Pension contributions exceeding AA fall by nearly £100m; LTA charges increase

The total value of pension contributions that were reported by savers as exceeding the annual allowance (AA) fell from £912m in 2017/18 to £817m in 2018/19, HMRC has revealed.

A total of 34,220 taxpayers reported contributions exceeding their AA in 2018/19, up from 29,910 the previous year.

The average amount the AA was exceeded was therefore £23,874, meaning that the average charge per member, with a typical tax rate of 40 per cent, was £9,549.

Despite the fall in contributions exceeding the AA, the total value of AA charges reported by schemes in 2018/19 was £209m, a 71 per cent year-on-year increase.
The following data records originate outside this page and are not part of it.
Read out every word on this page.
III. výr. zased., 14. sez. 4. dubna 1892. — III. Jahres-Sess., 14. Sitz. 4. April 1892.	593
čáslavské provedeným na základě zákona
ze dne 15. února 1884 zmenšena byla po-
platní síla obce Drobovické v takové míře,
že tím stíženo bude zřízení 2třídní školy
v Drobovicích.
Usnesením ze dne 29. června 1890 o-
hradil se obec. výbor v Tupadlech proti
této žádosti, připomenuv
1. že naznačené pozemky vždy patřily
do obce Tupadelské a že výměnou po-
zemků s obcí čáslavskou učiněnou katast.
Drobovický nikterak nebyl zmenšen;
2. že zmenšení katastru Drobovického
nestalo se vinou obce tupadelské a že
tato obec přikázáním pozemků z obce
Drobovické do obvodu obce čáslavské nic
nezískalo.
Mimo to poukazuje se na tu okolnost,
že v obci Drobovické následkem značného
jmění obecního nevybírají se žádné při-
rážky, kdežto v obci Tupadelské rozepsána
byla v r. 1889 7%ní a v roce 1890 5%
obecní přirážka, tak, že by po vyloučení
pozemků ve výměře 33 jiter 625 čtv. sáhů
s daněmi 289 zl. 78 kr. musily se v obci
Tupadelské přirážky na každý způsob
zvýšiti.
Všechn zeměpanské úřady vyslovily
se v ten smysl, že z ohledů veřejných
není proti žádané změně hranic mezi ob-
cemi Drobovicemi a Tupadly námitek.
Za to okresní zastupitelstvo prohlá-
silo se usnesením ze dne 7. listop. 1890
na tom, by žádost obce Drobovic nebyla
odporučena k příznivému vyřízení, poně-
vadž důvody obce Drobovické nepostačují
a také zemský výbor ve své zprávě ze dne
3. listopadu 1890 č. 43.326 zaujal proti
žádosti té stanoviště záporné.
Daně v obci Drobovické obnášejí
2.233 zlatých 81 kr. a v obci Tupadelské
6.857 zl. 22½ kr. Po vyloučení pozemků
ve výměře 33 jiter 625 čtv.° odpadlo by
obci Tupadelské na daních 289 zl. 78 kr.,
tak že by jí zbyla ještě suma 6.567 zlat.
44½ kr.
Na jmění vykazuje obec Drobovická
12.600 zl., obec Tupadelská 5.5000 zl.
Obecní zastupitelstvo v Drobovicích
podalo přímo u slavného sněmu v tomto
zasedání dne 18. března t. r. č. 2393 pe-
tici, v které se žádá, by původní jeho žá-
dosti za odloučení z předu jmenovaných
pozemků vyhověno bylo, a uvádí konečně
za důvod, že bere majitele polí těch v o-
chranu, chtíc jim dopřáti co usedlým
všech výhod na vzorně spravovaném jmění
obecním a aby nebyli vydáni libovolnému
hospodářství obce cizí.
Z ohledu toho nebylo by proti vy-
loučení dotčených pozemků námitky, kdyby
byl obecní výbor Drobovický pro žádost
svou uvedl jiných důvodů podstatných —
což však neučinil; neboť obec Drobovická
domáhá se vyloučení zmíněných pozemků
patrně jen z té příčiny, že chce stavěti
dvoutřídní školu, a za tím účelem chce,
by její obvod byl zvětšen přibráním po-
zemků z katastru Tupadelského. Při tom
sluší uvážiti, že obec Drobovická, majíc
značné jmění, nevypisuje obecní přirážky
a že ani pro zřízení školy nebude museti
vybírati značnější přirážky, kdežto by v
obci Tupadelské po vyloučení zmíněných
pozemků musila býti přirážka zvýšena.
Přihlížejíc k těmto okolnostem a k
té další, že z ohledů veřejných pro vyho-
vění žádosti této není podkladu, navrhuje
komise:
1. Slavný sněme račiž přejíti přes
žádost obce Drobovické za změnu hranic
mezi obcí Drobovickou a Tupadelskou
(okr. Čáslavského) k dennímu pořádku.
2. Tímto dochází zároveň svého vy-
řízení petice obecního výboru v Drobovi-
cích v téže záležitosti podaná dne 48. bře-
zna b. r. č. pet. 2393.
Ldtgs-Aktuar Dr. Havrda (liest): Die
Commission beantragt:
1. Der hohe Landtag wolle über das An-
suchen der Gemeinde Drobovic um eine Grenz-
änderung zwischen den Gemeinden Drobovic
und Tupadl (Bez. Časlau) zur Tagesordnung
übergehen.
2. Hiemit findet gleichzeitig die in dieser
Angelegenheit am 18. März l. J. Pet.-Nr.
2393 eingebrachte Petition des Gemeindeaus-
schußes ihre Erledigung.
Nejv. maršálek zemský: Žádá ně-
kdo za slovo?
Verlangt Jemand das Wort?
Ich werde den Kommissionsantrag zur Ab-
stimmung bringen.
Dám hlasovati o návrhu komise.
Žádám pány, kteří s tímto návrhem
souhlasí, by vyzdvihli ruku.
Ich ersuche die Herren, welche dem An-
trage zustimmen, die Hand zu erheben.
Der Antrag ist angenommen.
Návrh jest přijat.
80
A total of 13,660 AA charges were reported by schemes.

“These eye-watering figures explain why senior clinicians in the NHS have chosen to stop work or retire due to the huge tax bills they are facing each year for breaching the AA,” commented Quilter pensions expert, Ian Browne.

“However, this problem is not just restricted to the medical world with judges, the armed forces and other public sector workers are facing enormous tax charges simply for saving for their retirement.

“This data adds to the argument that we need to take a very careful look at the current pension tax system for the public sector and see whether it is still fit for purpose.”

HMRC’s figures also revealed that the total value of Lifetime Allowance (LTA) charges increased by 6 per cent in 2018/19, from £269m to £283m, the largest amount since the LTA was introduced in 2006.

There were 7,130 LTA charges reported by schemes in 2018/19, up slightly from the 7,030 a year earlier.

HMRC found that 1,400 savers paid a 55 per cent LTA charge and 5,730 paid a 25 per cent LTA charge, meaning that total revenue to HMRC was £283m, a year-on-year increase of 5 per cent.

The LTA was frozen at £1,073,100 until April 2026 at the 2021 Budget.

LCP partner, Karen Goldschmidt, called for a simplification of pension tax relief limits: “The Annual and Lifetime limits were originally designed to catch only those with the largest amounts of pension saving in a given year or with the largest pension wealth over a lifetime. 

“But the Treasury has increasingly seen pension tax relief limits as a ‘go-to’ source of additional revenue, especially compared with raising headline tax rates. The current system reflects a stream of salami slicing and knock-on ‘tweaks’. 

“We now have a system subject to constant change and uncertainty, with considerable complexity and with no obvious and coherent rationale. It is time for a fundamental rethink of tax relief limits to come up with a system which is simpler, less distorting and which will stand the test of time.”